W tym roku dość późno wzięłam się za dynie, które od miesiąca zalegały na balkonie.
Jednak kiedy tylko rozkroiłam pierwszą i największą, ważącą 5 kilogramów wiedziałam, że przygotuję z niej mnóstwo pyszności.
W głowie pojawiło się od razu kilkanaście pomysłów, nie mogłam się zdecydować czy mam zrobić ciasto, placuszki, zupę czy może dyniową granolę?
Zaczęłam od przygotowania purée z pieczonej dyni, które stoi teraz w lodówce i jest bazą do wielu smacznych dań.
Pozostałą część dyni, której nie przerobiłam na purée rozkroiłam i przygotowałam dzisiejszy makaron.
Jest to wersja lekka, wegetariańska, jeżeli chcecie możecie tutaj dodać np. filet z piersi kurczaka, swoje ulubione dodatki oraz przyprawy.
Danie jest naprawdę świetne, zwłaszcza kiedy dynia jest dobrze uduszona, przyjemnie miękka i doprawiona pod nasze smaki.
Składniki:
na 2-3 porcje
ok. 300 g makaronu tagliatelle (ew. spaghetti) +
1/2 szklanki wody z ugotowanego makaronu
ok. 300 g dyni
15 suszonych pomidorów z zalewy
1 czerwona cebula
1 duży ząbek czosnku
oliwa z oliwek/olej roślinny
1 łyżka masła
garść posiekanej natki pietruszki (opcjonalnie)
ser żółty
sól
świeżo mielony czarny pieprz
ulubione przyprawy do smaku
np. kurkuma, czosnek granulowany, zioła itp.

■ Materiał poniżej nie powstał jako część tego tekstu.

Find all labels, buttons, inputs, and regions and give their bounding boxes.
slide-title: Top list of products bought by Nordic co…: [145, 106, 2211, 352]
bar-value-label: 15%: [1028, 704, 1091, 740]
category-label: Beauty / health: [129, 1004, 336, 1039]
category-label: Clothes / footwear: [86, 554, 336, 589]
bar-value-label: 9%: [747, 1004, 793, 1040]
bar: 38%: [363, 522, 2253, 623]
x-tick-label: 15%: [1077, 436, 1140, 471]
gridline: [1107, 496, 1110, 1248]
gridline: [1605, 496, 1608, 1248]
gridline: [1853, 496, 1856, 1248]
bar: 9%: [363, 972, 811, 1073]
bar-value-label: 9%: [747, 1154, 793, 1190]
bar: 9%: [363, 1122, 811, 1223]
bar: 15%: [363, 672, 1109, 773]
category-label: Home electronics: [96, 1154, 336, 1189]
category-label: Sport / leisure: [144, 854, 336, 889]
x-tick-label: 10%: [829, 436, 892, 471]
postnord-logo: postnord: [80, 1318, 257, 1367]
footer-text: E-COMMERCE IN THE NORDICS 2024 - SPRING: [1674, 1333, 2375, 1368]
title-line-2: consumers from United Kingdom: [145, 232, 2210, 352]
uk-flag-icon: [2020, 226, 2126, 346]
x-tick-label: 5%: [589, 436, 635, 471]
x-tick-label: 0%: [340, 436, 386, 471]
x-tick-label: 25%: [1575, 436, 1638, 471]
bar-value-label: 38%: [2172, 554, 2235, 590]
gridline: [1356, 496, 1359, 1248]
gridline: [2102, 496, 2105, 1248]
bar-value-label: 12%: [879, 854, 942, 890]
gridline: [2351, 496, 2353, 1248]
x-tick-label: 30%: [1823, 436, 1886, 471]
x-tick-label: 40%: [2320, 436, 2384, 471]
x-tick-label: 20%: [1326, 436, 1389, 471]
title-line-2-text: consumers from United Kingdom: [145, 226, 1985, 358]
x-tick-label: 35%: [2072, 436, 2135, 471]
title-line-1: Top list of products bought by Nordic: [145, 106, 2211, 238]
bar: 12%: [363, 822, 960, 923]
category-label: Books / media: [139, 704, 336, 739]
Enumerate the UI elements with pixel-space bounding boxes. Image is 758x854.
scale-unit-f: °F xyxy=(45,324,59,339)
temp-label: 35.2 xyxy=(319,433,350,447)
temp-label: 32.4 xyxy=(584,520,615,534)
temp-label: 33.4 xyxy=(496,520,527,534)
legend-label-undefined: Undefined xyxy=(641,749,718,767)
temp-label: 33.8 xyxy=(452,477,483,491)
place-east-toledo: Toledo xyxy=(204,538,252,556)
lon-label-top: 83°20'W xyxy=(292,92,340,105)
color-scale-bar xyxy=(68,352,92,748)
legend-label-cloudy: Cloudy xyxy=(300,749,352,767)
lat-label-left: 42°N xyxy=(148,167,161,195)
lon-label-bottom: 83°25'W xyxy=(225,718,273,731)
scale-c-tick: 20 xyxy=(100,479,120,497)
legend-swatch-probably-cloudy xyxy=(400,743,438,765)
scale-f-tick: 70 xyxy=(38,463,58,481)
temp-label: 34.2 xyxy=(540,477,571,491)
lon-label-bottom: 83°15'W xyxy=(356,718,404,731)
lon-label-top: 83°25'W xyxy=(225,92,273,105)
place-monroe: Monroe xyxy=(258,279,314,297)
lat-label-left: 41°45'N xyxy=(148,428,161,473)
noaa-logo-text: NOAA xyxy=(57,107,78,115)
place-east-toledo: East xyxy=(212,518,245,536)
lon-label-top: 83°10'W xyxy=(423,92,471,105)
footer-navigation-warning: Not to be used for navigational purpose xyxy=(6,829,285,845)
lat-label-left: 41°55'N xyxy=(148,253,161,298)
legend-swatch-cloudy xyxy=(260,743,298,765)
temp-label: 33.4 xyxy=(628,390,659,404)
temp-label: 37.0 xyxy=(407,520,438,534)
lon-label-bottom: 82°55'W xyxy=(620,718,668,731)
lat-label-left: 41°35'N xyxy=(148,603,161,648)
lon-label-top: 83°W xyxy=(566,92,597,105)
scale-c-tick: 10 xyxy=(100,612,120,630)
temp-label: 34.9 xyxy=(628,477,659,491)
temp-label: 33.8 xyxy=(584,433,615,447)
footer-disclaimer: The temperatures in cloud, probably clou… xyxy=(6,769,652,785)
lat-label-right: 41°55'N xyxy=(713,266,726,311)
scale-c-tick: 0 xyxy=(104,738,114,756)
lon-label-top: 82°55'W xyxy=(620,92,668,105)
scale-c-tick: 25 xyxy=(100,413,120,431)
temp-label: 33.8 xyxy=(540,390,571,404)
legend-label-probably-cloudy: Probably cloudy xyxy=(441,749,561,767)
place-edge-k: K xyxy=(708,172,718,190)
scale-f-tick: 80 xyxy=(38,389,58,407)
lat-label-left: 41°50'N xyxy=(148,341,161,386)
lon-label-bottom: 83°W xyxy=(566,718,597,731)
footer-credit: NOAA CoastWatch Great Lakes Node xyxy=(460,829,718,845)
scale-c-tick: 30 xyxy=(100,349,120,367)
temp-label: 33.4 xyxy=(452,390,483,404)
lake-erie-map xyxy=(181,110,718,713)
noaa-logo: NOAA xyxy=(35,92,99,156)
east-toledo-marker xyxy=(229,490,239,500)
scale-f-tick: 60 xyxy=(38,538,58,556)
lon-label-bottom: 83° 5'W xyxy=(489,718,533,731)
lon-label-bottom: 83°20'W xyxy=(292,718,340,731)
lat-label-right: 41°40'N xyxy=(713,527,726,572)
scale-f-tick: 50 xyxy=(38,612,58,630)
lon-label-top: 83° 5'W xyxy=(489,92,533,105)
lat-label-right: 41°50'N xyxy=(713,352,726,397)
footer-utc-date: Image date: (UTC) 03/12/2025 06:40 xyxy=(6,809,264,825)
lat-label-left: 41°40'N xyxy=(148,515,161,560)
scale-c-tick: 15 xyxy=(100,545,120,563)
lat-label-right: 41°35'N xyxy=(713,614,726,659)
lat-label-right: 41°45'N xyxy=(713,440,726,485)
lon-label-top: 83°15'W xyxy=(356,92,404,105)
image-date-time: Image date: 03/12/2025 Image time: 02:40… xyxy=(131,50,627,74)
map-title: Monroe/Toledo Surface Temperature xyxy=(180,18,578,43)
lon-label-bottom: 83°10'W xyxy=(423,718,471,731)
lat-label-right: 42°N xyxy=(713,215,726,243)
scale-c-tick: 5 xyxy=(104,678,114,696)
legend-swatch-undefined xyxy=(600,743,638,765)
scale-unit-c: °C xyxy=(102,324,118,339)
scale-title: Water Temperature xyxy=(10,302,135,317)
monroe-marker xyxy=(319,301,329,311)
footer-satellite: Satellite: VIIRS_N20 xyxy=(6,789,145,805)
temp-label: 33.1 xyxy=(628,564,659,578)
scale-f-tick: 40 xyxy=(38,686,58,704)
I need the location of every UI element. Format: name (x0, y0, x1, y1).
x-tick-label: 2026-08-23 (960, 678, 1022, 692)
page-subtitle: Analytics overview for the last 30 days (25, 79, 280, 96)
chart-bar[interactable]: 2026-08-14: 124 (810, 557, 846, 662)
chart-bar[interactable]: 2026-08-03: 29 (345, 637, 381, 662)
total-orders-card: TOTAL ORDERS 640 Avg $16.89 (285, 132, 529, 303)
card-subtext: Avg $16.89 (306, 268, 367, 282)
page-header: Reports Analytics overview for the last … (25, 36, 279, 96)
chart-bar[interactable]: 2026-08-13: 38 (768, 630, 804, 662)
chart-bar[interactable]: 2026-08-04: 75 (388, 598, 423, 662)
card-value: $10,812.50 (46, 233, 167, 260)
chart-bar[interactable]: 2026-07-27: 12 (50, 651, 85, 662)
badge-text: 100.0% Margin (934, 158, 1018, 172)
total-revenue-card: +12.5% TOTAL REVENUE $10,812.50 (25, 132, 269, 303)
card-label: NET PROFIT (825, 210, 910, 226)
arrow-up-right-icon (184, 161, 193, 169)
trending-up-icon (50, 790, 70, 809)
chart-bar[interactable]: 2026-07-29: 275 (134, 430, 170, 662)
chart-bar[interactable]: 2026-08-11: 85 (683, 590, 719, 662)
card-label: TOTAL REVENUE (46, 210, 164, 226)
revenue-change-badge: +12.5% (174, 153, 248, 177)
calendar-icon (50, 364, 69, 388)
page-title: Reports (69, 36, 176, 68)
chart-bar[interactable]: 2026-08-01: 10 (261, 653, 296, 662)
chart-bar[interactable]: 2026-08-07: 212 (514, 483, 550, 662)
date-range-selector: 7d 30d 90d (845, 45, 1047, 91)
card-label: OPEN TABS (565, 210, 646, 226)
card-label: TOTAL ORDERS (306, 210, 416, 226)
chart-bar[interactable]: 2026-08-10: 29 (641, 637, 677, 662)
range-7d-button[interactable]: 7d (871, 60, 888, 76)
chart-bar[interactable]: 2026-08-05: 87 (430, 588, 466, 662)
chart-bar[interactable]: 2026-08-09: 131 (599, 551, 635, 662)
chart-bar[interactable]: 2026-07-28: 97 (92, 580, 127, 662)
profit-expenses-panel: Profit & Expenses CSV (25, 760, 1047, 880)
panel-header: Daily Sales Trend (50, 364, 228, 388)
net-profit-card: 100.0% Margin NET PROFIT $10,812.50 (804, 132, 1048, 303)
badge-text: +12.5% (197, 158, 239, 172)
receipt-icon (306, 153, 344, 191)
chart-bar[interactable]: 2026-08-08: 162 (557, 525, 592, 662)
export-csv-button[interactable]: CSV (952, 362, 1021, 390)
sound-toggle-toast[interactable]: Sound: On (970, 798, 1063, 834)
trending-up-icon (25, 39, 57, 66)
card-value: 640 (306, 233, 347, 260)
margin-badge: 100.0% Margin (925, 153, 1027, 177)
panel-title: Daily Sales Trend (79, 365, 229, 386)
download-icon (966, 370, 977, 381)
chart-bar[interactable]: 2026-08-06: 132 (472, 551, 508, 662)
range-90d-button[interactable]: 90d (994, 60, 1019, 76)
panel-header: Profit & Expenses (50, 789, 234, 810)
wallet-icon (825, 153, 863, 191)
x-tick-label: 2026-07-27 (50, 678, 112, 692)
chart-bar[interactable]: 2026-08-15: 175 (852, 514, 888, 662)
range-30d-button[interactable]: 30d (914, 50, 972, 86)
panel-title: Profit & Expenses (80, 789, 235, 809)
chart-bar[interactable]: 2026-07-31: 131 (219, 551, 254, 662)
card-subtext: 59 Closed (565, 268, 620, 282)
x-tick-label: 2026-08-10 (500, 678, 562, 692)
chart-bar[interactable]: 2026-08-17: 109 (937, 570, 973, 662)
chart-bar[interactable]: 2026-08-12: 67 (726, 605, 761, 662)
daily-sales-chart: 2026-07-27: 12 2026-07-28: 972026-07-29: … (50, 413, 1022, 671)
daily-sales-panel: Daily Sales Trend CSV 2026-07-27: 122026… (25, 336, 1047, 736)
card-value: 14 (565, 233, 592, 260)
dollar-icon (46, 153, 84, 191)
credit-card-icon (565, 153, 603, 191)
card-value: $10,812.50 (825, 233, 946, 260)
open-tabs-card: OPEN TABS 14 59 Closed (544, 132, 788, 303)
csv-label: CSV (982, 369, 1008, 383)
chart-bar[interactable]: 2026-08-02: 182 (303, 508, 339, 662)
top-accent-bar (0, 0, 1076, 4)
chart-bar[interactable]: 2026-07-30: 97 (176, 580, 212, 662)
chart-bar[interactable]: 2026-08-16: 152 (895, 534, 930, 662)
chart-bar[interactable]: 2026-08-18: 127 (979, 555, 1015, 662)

Z dyni usuwam nasiona i włóknistą część miąższu, obieram ją ze skóry i kroję w kostkę o grubości ok. 2 cm.
Cebulę i czosnek obieram i drobno siekam.
Suszone pomidory kroję w paski.
Na patelnię dodaję łyżkę masła i 2 łyżki oliwy z oliwek, mieszam, kiedy tłuszcze się połączą dodaję cebulę oraz czosnek, smażę na niewielkim ogniu 2-3 minuty.
Następnie dodaję pokrojoną dynię i smażę ok. 10 minut pod częściowym przykryciem, do momentu, aż dynia się zrumieni i stanie się miękka.
Na koniec dodaję suszone pomidory, kolejne 2-3 łyżki oliwy z oliwek oraz przyprawy do smaku.
Ja dodałam sporo soli, świeżo mielonego pieprzu, kurkumę dla lepszych walorów kolorystycznych oraz granulowany czosnek.
Całość razem podgrzewam jeszcze przez chwilę, następnie wyłączam grzanie pod patelnią.
Makaron wrzucam do wrzątku i gotuję zgodnie z instrukcja na opakowaniu.
Gdy makaron będzie al dente odcedzam go, przekładam na patelnię z dynią i w razie potrzeby podlewam niewielką ilością ugotowanej wody od makaronu, aby lepiej połączył się z całością.
Mieszam i przekładam na głębokie talerze.
Dodaję posiekaną natkę pietruszki oraz kawałki sera, od razu podaję.